Мистицизм Витберга лежал долею в его скандинавской крови; это та самая холодно обдуманная мечтательность, которую мы видим в Шведенборге, похожая в свою очередь на огненное отражение солнечных лучей, падающих на ледяные горы и снега Норвегии.
Влияние Витберга поколебало меня. Но реальная натура моя взяла все-таки верх. Мне не суждено было подниматься на третье небо, я родился совершенно земным человеком. От моих рук не вертятся столы и от моего взгляда не качаются кольца. Дневной свет мысли мне роднее лунного освещения фантазии.

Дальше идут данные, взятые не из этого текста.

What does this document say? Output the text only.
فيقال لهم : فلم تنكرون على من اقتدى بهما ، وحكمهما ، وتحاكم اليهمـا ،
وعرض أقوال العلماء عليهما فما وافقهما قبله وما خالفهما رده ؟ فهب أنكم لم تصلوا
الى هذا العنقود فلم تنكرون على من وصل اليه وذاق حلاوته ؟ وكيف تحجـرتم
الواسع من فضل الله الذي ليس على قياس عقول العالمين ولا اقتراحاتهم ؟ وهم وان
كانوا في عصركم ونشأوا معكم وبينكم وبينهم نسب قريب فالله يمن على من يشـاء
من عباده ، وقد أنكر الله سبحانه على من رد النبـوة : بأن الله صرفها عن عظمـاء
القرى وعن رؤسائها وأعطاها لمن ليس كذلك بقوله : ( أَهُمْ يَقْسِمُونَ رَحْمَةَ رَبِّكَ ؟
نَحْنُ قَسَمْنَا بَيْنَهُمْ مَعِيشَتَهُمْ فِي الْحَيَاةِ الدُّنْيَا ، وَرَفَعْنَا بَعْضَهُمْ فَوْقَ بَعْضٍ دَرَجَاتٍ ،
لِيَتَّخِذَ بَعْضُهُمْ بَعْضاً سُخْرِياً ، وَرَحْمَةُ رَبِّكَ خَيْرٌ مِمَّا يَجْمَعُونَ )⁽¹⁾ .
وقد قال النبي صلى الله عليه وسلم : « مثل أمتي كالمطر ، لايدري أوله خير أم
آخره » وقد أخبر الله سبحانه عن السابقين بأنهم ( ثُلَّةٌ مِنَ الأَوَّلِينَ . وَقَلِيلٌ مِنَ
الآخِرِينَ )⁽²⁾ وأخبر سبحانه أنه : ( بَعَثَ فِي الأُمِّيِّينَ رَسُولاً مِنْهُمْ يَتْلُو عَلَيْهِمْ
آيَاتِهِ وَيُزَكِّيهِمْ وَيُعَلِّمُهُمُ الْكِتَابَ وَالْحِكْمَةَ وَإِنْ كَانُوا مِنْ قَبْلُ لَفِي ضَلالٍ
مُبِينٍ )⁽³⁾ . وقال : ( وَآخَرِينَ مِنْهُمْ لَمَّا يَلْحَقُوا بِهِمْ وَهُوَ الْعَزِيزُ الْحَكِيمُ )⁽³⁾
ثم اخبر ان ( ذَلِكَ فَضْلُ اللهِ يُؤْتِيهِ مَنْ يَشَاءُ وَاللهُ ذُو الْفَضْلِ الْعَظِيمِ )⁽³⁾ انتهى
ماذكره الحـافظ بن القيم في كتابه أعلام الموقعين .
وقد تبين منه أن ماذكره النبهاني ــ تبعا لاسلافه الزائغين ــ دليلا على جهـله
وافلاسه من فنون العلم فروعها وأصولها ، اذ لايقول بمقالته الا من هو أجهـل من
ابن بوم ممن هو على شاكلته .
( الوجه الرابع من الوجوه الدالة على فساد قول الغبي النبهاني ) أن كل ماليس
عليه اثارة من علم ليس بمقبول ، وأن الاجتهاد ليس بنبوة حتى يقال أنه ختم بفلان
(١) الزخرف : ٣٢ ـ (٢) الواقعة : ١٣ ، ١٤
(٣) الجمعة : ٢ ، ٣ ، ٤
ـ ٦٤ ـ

Но именно в ту эпоху, когда я жил с Витбергом, я более, чем когда-нибудь, был расположен к мистицизму.
Разлука, ссылка, религиозная экзальтация писем, получаемых мною-, любовь, сильнее и сильнее обнимавшая всю душу, и вместе гнетущее чувство раскаяния, все это помогало Витбергу.
И еще года два после я был под влиянием идей мистически-социальных, взятых из евангелия и Жан-Жака, на манер французских мыслителей вроде Пьера Леру.
Огарев еще прежде меня окунулся в мистические волны. В 1833 он начинал писать текст для Гебелевой [Гебель - известный композитор того времени. (Прим. автора.)] оратории "Потерянный рай". "В идее потерянного рая,- писал мне Огарев, - заключается вся история человечества!" Стало быть, в то время и он отыскиваемый рай идеала принимал за утраченный.
Я в 1838 году написал в социально-религиозном духе исторические сцены, которые тогда принимал за драмы. В одних я представлял борьбу древнего мира с христианством, тут Павел, входя в Рим, воскрешал мертвого юношу к новой жизни. В других - борьбу официальной церкви с квекерами и отъезд Уильяма Пена в Америку, в Новый свет [Я эти сцены, не понимая почему, вздумал написать стихами. Вероятно, я думал, что всякий может писать пятистопным ямбом без рифм, если сам Погодин писал им. В 1839 или 40 году я дал обе тетрадки Белинскому и спокойно ждал похвал. Но Белинский на другой день прислал мне их с запиской, в которой писал: "Вели, пожалуйста, переписать сплошь, не отмечая стихов, я тогда с охотой прочту, а теперь мне все мешает мысль, что это стихи". / Убил Белинский обе попытки драматических сцен. Долг красен платежами. В 1841 Белинский поместил в "Отечественных записках" длинный разговор о литературе. "Как тебе нравится моя последняя статья?" - спросил он меня, обедая en petit comite <в тесной компании (фр.)> у Дюссо. "Очень, - отвечал я,- все, что ты говоришь, превосходно, но скажи, пожалуйста, как же ты мог биться, два часа говорить с этим человеком, не догадавшись с первого слова, что он дурак?" - "И в самом деле так, - сказал, помирая со смеху, Белинский, ну брат, зарезал! ведь совершенный дурак!" (Прим. автора.)].
Мистицизм науки вскоре заменил во мне - евангельский, мистицизм; по счастью, отделался я и от второго.
Но возвратимся в наш скромный Хлынов-городок, переименованный, не знаю зачем, разве из финского патриотизма, Екатериной II в Вятку.